On June 1, 2026, GitHub quietly pulled the rug on thousands of developers. Copilot switched from flat subscription pricing to a token-based billing model. The result: some developers are staring at bills jumping from $29 a month to over $750. One developer on Reddit reported costs could hit $3,000 monthly. The GitHub discussion thread has nearly 900 downvotes and counting.
What Actually Changed — The Flat vs. Token Model Explained
Before June 1, GitHub Copilot charged a flat rate: $10/month for Individual, $19/month for Business, and $39/month for Pro+. Starting June 1, billing flips to a token-consumption model — you're charged based on how many AI tokens your usage generates. According to TechCrunch, one developer on the $39 Pro+ plan used 8% of their monthly allotment in just two hours. At that pace, their 7,000-unit quota would run dry in under two days.
The before-and-after contrast is stark: under the old model, a heavy Copilot user paid $39/month regardless of usage. Under the new model, that same developer could owe hundreds more by mid-month, with no hard spending cap unless manually set.
Why GitHub Made This Change — And Who Benefits
Microsoft frames this as aligning developer costs with actual AI compute consumption. Running Copilot's underlying models (now powered by GPT-4o and Claude Sonnet) costs Microsoft real money per token. But developers point out GitHub gave very little notice and no clear cost estimator at launch.
The winners are light users who were subsidizing power users. The clear losers are professional developers and freelancers who rely on Copilot heavily and now face sticker shock with no easy alternative baked in.
The Alternatives Developers Are Already Switching To
The backlash has triggered a migration wave. The most popular destinations: Cursor (flat-rate AI code editor), Continue.dev (open-source, runs local models), and Claude Code from Anthropic (a terminal-based agent popular among senior engineers). Some teams are deploying local models using Ollama to eliminate cloud billing entirely.
As we covered in our breakdown of the best AI coding tools for developers in 2026, the market was already competitive before this change. GitHub's billing shift may accelerate fragmentation significantly.

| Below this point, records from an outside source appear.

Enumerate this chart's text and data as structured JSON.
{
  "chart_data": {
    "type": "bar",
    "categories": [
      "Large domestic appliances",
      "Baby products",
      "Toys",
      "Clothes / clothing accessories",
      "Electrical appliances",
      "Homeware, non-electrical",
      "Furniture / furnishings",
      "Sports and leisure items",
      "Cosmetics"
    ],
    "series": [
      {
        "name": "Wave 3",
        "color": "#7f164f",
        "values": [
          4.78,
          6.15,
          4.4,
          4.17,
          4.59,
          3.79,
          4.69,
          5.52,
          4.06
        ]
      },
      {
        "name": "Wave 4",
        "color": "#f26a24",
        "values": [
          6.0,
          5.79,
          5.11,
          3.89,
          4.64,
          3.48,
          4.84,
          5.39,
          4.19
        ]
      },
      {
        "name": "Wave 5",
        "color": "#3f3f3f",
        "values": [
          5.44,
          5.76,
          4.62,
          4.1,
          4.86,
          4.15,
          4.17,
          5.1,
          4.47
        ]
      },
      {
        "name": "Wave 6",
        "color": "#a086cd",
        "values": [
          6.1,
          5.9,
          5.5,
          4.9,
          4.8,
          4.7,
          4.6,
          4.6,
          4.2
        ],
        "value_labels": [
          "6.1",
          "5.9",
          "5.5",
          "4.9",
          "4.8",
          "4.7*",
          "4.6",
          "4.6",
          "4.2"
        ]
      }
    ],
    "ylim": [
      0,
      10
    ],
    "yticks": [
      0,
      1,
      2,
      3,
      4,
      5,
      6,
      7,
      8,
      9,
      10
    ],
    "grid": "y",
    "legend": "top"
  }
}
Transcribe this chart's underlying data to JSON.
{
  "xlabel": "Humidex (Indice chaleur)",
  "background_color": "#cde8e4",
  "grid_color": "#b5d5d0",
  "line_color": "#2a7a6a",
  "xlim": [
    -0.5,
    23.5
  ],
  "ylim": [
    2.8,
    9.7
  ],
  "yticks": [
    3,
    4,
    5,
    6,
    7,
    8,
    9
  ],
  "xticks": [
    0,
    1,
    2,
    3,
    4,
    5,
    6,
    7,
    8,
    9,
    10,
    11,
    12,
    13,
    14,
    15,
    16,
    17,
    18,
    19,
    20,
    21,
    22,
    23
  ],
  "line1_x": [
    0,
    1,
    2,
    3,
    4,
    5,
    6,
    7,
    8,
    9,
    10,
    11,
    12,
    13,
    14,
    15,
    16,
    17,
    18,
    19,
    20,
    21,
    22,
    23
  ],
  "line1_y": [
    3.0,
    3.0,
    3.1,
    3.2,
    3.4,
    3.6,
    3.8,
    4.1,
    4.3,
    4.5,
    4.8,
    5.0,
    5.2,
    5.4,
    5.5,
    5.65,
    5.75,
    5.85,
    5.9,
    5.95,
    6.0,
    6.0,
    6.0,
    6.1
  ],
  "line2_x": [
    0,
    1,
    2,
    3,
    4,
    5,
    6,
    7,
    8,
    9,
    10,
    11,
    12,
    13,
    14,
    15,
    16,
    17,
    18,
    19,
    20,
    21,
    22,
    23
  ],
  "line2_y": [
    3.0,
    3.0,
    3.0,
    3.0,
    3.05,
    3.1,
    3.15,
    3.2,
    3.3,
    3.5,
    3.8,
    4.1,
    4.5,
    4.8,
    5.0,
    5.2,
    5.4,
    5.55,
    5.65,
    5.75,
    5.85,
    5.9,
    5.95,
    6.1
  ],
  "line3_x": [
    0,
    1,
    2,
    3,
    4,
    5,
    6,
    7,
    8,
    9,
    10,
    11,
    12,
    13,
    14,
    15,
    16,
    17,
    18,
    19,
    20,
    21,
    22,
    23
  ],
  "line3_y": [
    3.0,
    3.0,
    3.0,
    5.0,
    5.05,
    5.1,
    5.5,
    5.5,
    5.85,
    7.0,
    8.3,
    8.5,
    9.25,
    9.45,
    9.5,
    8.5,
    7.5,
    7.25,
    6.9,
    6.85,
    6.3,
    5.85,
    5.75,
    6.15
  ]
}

What GitHub Should Have Done — And What May Change
The community anger isn't just about money — it's about trust. Switching the billing model overnight, without a free trial period or a dashboard that predicts monthly costs, was a communications failure. Microsoft will almost certainly respond with mitigation — a clearer cost estimator, monthly cap option, or grandfathered plan. Watch GitHub's changelog in the next 2–4 weeks. For more context, see our analysis of AI developer tool pricing trends in 2026.
What This Means for You
Do three things today: (1) Check your token consumption under GitHub Settings → Billing. (2) Set a monthly spending cap immediately. (3) Benchmark your usage against alternatives like Cursor or Continue.dev before your next billing cycle hits. Don't wait for the first surprise invoice to act.
Frequently Asked Questions (FAQs)
Q: When did GitHub Copilot switch to token-based billing?
A: GitHub Copilot switched to usage-based token billing on June 1, 2026, affecting all plans including Individual ($10/mo), Business ($19/mo), and Pro+ ($39/mo).
Q: How much will GitHub Copilot cost under the new billing model?
A: Costs vary heavily by usage. Light users may see little change, but heavy users report potential monthly bills jumping from $29–$39 to $750–$3,000.
Q: Can I set a spending limit on GitHub Copilot to avoid surprise bills?
A: Yes. GitHub allows users to set a monthly spending cap under Settings → Billing. Set one immediately if you haven't already.
Q: What are the best GitHub Copilot alternatives in 2026?
A: The most popular alternatives include Cursor (flat-rate AI code editor), Continue.dev (open-source, works with local models), Claude Code (Anthropic's terminal agent), and Tabnine. For teams concerned about cost, local model deployment via Ollama is also viable.
GitHub Copilot's billing change is a case study in how not to roll out a pricing overhaul for a developer-trust product. Whether Microsoft walks it back or doubles down, billing transparency is now a competitive differentiator. Developers have more choices than ever, and they'll use them.